Researchers say the Conservative Party pledge of universal free school breakfasts would cost between £180m and £400m.
Education Datalab, a group of experts who produce independent, cutting-edge research, said the manifesto pledge, which aims to offer free breakfasts to all primary school children, assumes food costs of 25p per pupil and does not include staff costs.
The group of academics led by Dr Rebecca Allen found that, when including all other costs, the party’s offer would cost £400m on a 50% take-up. They also discovered the pledge was based on an evaluation by the Education Endowment Foundation and the Institute for Fiscal Studies of the Magic Breakfast charitable scheme, which relied on donated food.
The Conservative Party manifesto initially costed universal free school breakfasts at £60m. A spokesperson commented that the manifesto based its initial costing on a 25% take-up rate in free breakfasts. They added:
We’re promising to set up a free breakfast club, similar to the ones that the EEF/IFS said were as useful as universal infant free school meals, so that every child who would like a breakfast in school can have one.

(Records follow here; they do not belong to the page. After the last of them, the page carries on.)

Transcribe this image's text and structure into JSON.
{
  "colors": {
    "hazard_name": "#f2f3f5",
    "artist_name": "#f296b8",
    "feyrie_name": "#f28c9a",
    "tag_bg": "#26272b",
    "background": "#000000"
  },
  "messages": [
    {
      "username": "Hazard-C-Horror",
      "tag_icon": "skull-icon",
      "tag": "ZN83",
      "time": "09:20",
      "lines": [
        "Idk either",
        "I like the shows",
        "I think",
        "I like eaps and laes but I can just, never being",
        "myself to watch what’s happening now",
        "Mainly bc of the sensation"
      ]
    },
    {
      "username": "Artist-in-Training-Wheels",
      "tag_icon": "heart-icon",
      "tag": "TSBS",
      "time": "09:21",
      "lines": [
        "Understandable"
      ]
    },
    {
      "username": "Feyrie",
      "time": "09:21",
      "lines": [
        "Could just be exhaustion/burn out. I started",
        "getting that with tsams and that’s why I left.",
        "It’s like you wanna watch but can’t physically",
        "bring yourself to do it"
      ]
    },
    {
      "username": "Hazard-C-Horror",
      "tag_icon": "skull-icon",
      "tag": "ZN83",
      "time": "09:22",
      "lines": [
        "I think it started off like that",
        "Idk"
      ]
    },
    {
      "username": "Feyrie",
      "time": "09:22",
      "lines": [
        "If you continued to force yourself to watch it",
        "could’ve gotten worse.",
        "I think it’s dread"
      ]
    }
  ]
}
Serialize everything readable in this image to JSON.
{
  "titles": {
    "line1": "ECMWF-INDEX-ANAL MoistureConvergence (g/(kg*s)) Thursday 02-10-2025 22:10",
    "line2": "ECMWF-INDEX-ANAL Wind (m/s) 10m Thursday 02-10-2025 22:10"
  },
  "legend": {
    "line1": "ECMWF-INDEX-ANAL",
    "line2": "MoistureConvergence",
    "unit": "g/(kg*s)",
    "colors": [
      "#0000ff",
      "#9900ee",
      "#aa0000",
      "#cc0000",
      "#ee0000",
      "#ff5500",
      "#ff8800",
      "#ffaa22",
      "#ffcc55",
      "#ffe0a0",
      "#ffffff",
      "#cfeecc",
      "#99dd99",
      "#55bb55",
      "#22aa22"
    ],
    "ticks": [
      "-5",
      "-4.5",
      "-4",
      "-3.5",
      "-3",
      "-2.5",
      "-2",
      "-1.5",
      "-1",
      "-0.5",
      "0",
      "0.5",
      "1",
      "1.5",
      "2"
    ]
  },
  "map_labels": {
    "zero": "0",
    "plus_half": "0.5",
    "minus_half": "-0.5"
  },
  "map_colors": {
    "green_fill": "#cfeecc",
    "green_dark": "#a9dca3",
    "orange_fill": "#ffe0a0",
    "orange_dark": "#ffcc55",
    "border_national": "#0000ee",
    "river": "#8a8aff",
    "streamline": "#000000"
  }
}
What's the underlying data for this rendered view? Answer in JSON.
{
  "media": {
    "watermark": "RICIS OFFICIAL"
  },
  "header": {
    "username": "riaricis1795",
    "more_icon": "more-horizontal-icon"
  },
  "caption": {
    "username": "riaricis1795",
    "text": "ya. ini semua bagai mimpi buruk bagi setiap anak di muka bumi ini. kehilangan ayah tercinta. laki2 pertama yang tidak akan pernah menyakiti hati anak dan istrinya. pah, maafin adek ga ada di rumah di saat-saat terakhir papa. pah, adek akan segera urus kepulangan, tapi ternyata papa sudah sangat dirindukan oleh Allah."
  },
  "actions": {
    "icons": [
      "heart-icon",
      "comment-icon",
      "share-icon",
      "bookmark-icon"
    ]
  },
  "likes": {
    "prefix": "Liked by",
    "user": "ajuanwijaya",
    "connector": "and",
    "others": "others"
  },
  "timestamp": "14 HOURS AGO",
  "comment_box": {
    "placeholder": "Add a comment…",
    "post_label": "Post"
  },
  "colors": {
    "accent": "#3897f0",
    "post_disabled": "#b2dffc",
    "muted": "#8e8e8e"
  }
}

These clubs didn’t have 100% uptake – only about 25% of children attended, as in a Department for Education trial of breakfast clubs – but they still had positive effects for all the children in the school.
If many more children now start eating breakfast in school, then the costs will go up – but the evidence of two large trials is that they won’t.
Dr Allen argued that if free breakfast clubs acted as a proper childcare substitute, parents would feel more inclined to opt out of childminders and providers services in favour of the free clubs.